I just finished a course in data engineering, and with it, my first DE project! Here’s an outline of what I did for the final project.
Huge thanks to the folks at Data Talks Club for putting the course together: Alexey Grigorev, Ankush Khanna, Sejal Vaidya, and Victoria Perez Mola.
Problem Description
For this project, I wanted to see what qualities of a song lead to popularity, and how that has changed over time. This knowledge is useful for people in the music industry, such as pop artists and producers. I used data from the Billboard Hot 100 (a weekly-updated list of top songs in the US), with records from 1964 to 2018.
One of the files, song_chart, lists the top 100 songs from each week. The other, acoustic_features, contains an entry for each individual song with fields describing its musicality.
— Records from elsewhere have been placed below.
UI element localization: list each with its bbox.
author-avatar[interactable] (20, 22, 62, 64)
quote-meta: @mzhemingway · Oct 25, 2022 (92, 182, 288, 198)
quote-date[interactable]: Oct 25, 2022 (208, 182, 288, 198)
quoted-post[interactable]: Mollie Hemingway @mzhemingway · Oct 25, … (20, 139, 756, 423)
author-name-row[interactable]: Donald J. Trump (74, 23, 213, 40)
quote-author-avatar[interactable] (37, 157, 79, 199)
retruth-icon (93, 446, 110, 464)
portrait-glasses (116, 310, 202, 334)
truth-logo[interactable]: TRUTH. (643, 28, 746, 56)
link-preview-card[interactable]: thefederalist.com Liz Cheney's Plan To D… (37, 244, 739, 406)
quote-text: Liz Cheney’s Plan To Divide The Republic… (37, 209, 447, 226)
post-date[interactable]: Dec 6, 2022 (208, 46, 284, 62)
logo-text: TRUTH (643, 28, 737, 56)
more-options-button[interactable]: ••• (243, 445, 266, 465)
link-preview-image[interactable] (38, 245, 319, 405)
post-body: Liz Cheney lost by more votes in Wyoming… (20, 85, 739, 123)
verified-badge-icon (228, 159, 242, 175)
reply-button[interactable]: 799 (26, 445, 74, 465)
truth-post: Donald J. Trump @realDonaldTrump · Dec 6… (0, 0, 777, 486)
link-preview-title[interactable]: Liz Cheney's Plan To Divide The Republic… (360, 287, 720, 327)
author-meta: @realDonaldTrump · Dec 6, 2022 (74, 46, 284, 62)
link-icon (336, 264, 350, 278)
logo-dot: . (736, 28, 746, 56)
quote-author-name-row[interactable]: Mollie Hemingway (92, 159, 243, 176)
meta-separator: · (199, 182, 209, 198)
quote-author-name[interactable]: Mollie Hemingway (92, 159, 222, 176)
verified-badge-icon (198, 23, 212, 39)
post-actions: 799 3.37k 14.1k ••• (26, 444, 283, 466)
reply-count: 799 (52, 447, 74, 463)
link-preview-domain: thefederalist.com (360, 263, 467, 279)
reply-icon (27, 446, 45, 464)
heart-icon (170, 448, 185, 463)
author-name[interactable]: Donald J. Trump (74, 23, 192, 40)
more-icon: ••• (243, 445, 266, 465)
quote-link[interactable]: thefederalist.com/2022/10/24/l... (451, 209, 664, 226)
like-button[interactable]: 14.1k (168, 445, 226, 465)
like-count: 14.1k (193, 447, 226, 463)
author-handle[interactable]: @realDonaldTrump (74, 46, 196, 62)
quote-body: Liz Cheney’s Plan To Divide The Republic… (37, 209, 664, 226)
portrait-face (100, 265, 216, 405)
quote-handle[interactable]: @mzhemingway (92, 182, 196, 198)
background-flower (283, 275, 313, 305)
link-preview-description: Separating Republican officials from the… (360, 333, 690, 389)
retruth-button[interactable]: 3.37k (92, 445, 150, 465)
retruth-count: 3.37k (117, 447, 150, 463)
The following fields interested me the most:
- key: A, A#, B, etc.
- mode: Major or minor
- danceability: “how suitable a track is for dancing based on a combination of musical elements including tempo, rhythm stability, beat strength, and overall regularity”
- energy: “a perceptual measure of intensity and activity”
- valence: “musical positiveness conveyed by a track”
Full descriptions of all fields are located in the ReadMe files, which are uploaded to GCS in the data ingestion step.
Ingestion to Data Lake
I used Terraform for IaC, and Airflow for workflow orchestration. My DAGs completed the following tasks:
- Retrieve zip files from the data source
- Extract desired CSVs and ReadMe files from the zip archives
- Convert CSVs to parquet
- Upload the files to GCS
- Create external BigQuery tables from the parquet files (Note: song_chart became song_pop, and acoustic_features became song_feat)
At this point, I explored the data a bit with the BigQuery SQL workspace. I tried partitioning the song_pop table by week and the song_feat table by mode, but this did not improve query performance, so I decided not to move forward with that.
I made tables with the following SQL statements:
CREATE OR REPLACE TABLE `final-dtc-project.song_data.song_feature_data`
AS SELECT * FROM `final-dtc-project.song_data.external_table_song_feat`;
CREATE OR REPLACE TABLE `final-dtc-project.song_data.song_popularity_data`
AS SELECT * FROM `final-dtc-project.song_data.external_table_song_pop`;
Transformation in Data Warehouse
I was unable to fix the issues related to itegrating Spark and BigQuery, so I took the following steps to run a Spark job using Dataproc (ref: https://medium.com/google-cloud/apache-spark-and-jupyter-notebooks-made-easy-with-dataproc-component-gateway-fa91d48d6a5a):
- Opened a terminal window in my GCP console, and enabled the required APIs with the following command:
gcloud services enable dataproc.googleapis.com \
compute.googleapis.com \
storage-component.googleapis.com \
bigquery.googleapis.com \
bigquerystorage.googleapis.com
- Still in the terminal, I ran the following to commission a Dataproc cluster:
REGION=us-west1
CLUSTER_NAME=dproc-cluster
gcloud beta dataproc clusters create ${CLUSTER_NAME} \
--region=${REGION} \
--master-machine-type e2-standard-2 \
--worker-machine-type e2-standard-2 \
--image-version 1.5-debian \
--initialization-actions gs://dataproc-initialization-actions/python/pip-install.sh \
--metadata 'PIP_PACKAGES=google-cloud-storage google-cloud-bigquery' \
--optional-components=ANACONDA,JUPYTER \
--enable-component-gateway
- I then navigated to my Dataproc cluster in the console, went to “Web Interfaces,” clicked on Jupyter, and created a python3 notebook in the GCS folder.
In the notebook, I used Spark UDFs to transform the key and mode columns of the song feature dataframe to be more readable. I then used Spark SQL to filter the table of top 100 songs per week into just the number 1 song per week, and then left-joined this table with the table of song features.
Dashboard

Link to interactive dashboard: https://datastudio.google.com/reporting/b77b7528-3e73-48fa-8bee-dad34a9e8641
I used Google Data Studio to put together my dashboard. I chose to track average valence and danceability over time, because their relationship appears to have an interesting evolution. I find the most recent trend, from 2016-2018, to be particularly intruiging.
For the categorical variable, I chose key (note that the bar plot does not account for songs remaining in #1 for more than a week, so “Record Count” likely counts some songs multiple times). As someone with little knowledge of music theory, I’m curious as to why D# is so unpopular.
Thanks!
Thank you for being of assistance to me. I really loved this article.